PGR pede retorno ao STF de investigação sobre compra de respiradores durante gestão de Rui Costa
- Adilson Silva

- 4 de jun.
- 2 min de leitura
Procuradoria sustenta que possíveis crimes relacionados ao caso podem ter continuado enquanto o ex-governador ocupava o Ministério da Casa Civil
A Procuradoria-Geral da República (PGR) solicitou ao Superior Tribunal de Justiça (STJ) que a investigação sobre a compra de respiradores pelo Consórcio Nordeste durante a pandemia da Covid-19 volte a tramitar no Supremo Tribunal Federal (STF). O pedido foi encaminhado ao ministro Og Fernandes, relator do caso no STJ.

Segundo a PGR, existem indícios de que possíveis atos de ocultação e lavagem de recursos ligados ao contrato continuaram ocorrendo durante o período em que Rui Costa (PT) exerceu o cargo de ministro da Casa Civil no governo do presidente Luiz Inácio Lula da Silva. Para o órgão, essa circunstância justificaria a competência do STF para conduzir a investigação.

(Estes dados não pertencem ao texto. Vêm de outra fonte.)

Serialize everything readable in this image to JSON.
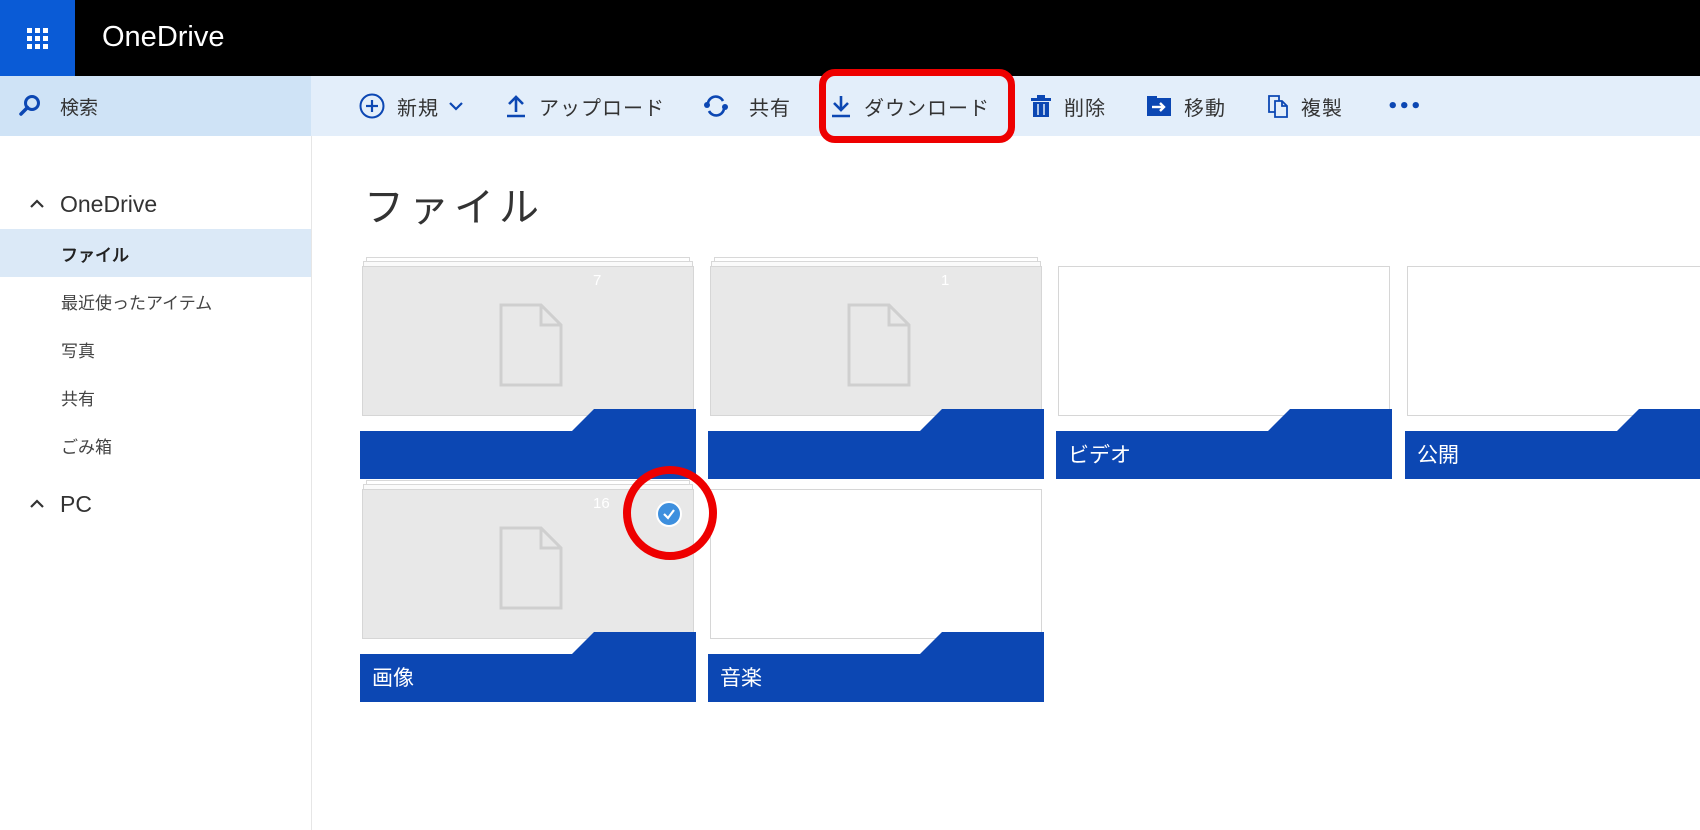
{
  "app": {
    "title": "OneDrive"
  },
  "colors": {
    "accent": "#0a5bd6",
    "band": "#0c47b3",
    "highlight": "#ee0000"
  },
  "search": {
    "label": "検索",
    "icon": "search-icon"
  },
  "toolbar": {
    "new_label": "新規",
    "upload_label": "アップロード",
    "share_label": "共有",
    "download_label": "ダウンロード",
    "delete_label": "削除",
    "move_label": "移動",
    "copy_label": "複製",
    "more_label": "•••"
  },
  "nav": {
    "onedrive_label": "OneDrive",
    "items": [
      {
        "label": "ファイル",
        "active": true
      },
      {
        "label": "最近使ったアイテム"
      },
      {
        "label": "写真"
      },
      {
        "label": "共有"
      },
      {
        "label": "ごみ箱"
      }
    ],
    "pc_label": "PC"
  },
  "main": {
    "title": "ファイル",
    "tiles": [
      {
        "name": "",
        "count": "7"
      },
      {
        "name": "",
        "count": "1"
      },
      {
        "name": "ビデオ",
        "count": "0"
      },
      {
        "name": "公開",
        "count": "0"
      },
      {
        "name": "画像",
        "count": "16",
        "selected": true
      },
      {
        "name": "音楽",
        "count": "0"
      }
    ]
  }
}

Contrato de R$ 48 milhões é alvo da apuração
O caso envolve a contratação, em 2020, de uma empresa para fornecer respiradores pulmonares destinados ao enfrentamento da pandemia. Na época, Rui Costa era governador da Bahia e presidia o Consórcio Nordeste.
O contrato previa a aquisição dos equipamentos por R$ 48 milhões, com pagamento antecipado. Os respiradores, no entanto, nunca foram entregues, e os recursos não foram recuperados integralmente.
De acordo com a PGR, os bloqueios judiciais realizados até o momento conseguiram recuperar apenas uma pequena parcela do valor investigado.
Ministério Público aponta possível ocultação de recursos
Na manifestação enviada ao STJ, a Procuradoria argumenta que a ocultação de valores pode ser considerada um crime permanente, que se prolonga enquanto os recursos permanecem fora do alcance das autoridades.
Segundo o órgão, as investigações ainda buscam identificar o destino final do dinheiro e possíveis beneficiários dos recursos desaparecidos.
A PGR afirma que existem diligências em andamento para localizar patrimônios que possam ter sido adquiridos com os valores objeto da investigação e para esclarecer eventuais responsabilidades dos envolvidos.
Delação é citada no processo
A manifestação também menciona informações apresentadas em acordos de colaboração premiada firmados por empresários ligados à empresa contratada para fornecer os respiradores.
Segundo os relatos citados pela PGR, pagamentos teriam sido realizados a um intermediário que se apresentava como próximo a Rui Costa e que teria participado das tratativas relacionadas ao contrato.
O órgão ressalta que as apurações ainda estão em andamento e que o destino dos recursos e a identificação de eventuais beneficiários finais permanecem sob investigação.
Mudanças de foro atrasaram o andamento do caso
A investigação passou por diferentes instâncias judiciais ao longo dos últimos anos. Inicialmente conduzido na Bahia, o processo foi encaminhado ao STJ, depois ao STF e posteriormente retornou a outras esferas da Justiça em razão das alterações no entendimento sobre foro por prerrogativa de função.
Na nova manifestação, a PGR argumenta que a fixação definitiva da competência no Supremo contribuiria para dar maior estabilidade à investigação e evitar novos deslocamentos processuais.
Agora, caberá ao ministro Og Fernandes decidir se acolhe o pedido e encaminha novamente o caso ao STF para prosseguimento das apurações.